An Adversarial Perspective on “Overinterpretation Reveals Image Classification Model Pathologies”

Jacob Springer — Jan 17, 2022

Abstract

A recently published paper by Carter et al., 2021 suggests that neural network image classifiers overinterpret images, meaning that the classifier finds evidence for the correct class label based on non-human-interpretable patterns that are present in small subsets of pixels from the unmodified images. Carter et al. argue this idea by finding so-called Sufficient Input Subsets (SIS) and demonstrating that images that contain only these subsets are confidently and correctly labeled by the classifier. Since standard neural network image classifiers can only take as input an entire image, an image containing only a subset of pixels must replace the “removed” pixels with a color that is expected to have no effect on the output. The authors choose gray. The authors claim that the high confidence of image classifiers on SIS images arises from the non-human-interpretable but predictive content of the retained pixels in each SIS image. In this article, I will argue that this is not the case. Instead, I will argue that the “removed” (i.e., gray) pixels introduce adversarial-example-like patterns that cause the classifier to confidently classify the input. In fact, I will argue that classifiers do not find class evidence in the retained pixel subsets alone. Additionally, I will show that the algorithm proposed by the author can be used to construct adversarial SIS images that are confidently but incorrectly classified. This article highlights an example of the difficulty of interpreting neural network classifiers.

I    Introduction

A recently published paper titled Overinterpretation reveals image classification model pathologies (Carter et al., 2021) argues that neural network image classifiers can often classify images correctly with only a tiny non-human-interpretable subset of the pixels of the original image. The authors argue that this result supports the idea that neural network classifiers overinterpret the input images—that is, the classifier finds sufficient evidence for the class label in restricted areas of the image that lack human-interpretable patterns.

Figure 1

Figure 1. Carter et al.'s evidence for neural network overinterpretation. This figure is a reproduction of Figure 4 from Carter et al. (2021). This figure shows the original images (top, from the [ImageNet](https://image-net.org) dataset) and the Sufficient Input Subset computed by the BGSIS method (bottom). Each Sufficient Input Subset image consists of a sparse set of unmodified pixels from the original image, where the remaining pixels are set to gray. Each Sufficient Input Subset image is confidently classified as the true label (shown above original images).
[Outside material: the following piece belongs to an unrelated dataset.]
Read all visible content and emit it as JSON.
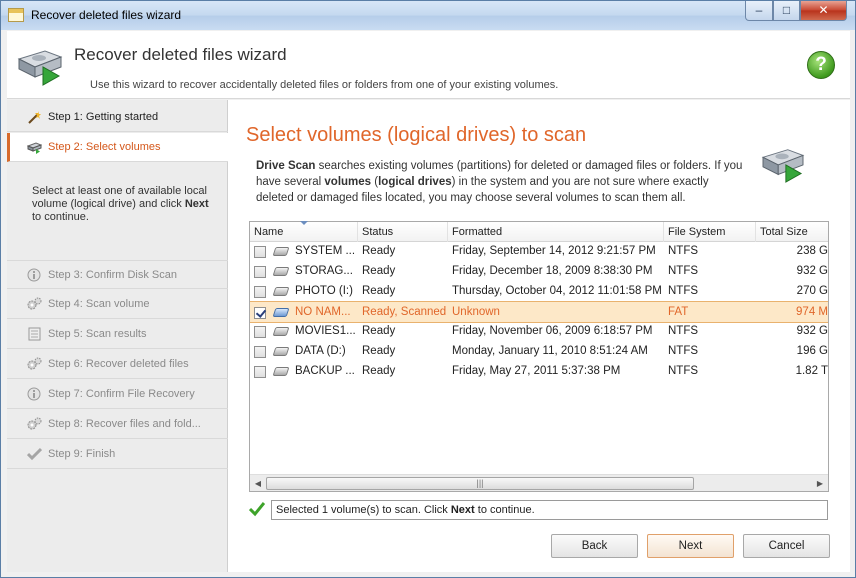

The authors present an algorithm called Batched Gradient SIS (BGSIS) to find an image containing only a sparse set of unmodified pixels from an original image such that the classifier confidently classifies the new image correctly. The resulting image is called a Sufficient Input Subset (SIS) image. Importantly, neural network image classifiers can only take as input an entire image. Thus, a pixel can be “removed” from the image by setting it to a color which is expected to have no effect on the classifier. A seemingly reasonable choice for such a color is the average color across every pixel in the dataset—gray. Thus, each image found by the algorithm consists of a sparse set of unmodified pixels and the remaining pixels which have been set to gray. Examples of SIS images are presented in Figure 1 in the bottom row. BGSIS iteratively removes pixels (by setting pixels to gray) that least decrease the confidence.

Figure 2. The iconic figure from Goodfellow et al. (2015) conceptually illustrating an adversarial example. The original image of a panda (left) is correctly classified by the neural network. However, it can be perturbed by a non-human-interpretable pattern (center), to form an adversarial example (right), which is semantically indistinguishable from the original image, but is confidently misclassified by the neural network as a gibbon.

The idea that neural networks can find class evidence from non-interpretable patterns is not new. Neural networks are well-known to be susceptible to adversarial examples (see Szegedy et al. (2014), Goodfellow et al. (2015), and Figure 2), in which small non-interpretable perturbations to an image cause the classifier to confidently but incorrectly label the image. Carter et al. argue that, unlike adversarial examples, the existence of confidently-classified SIS images suggest that classifiers find strong class-evidence in the non-interpretable but predictive areas of the original image, rather than added components.

In this article, I will argue that this is not the case. I will show that the set of pixels that BGSIS discovers as “sufficient” are often not sufficient, and rather it is the patterns introduced by the “removed” (i.e. gray) pixels that add information to the image to maintain or increase the confidence of a particular class. I will conclude by arguing that the patterns introduced by these removed pixels act like adversarial examples.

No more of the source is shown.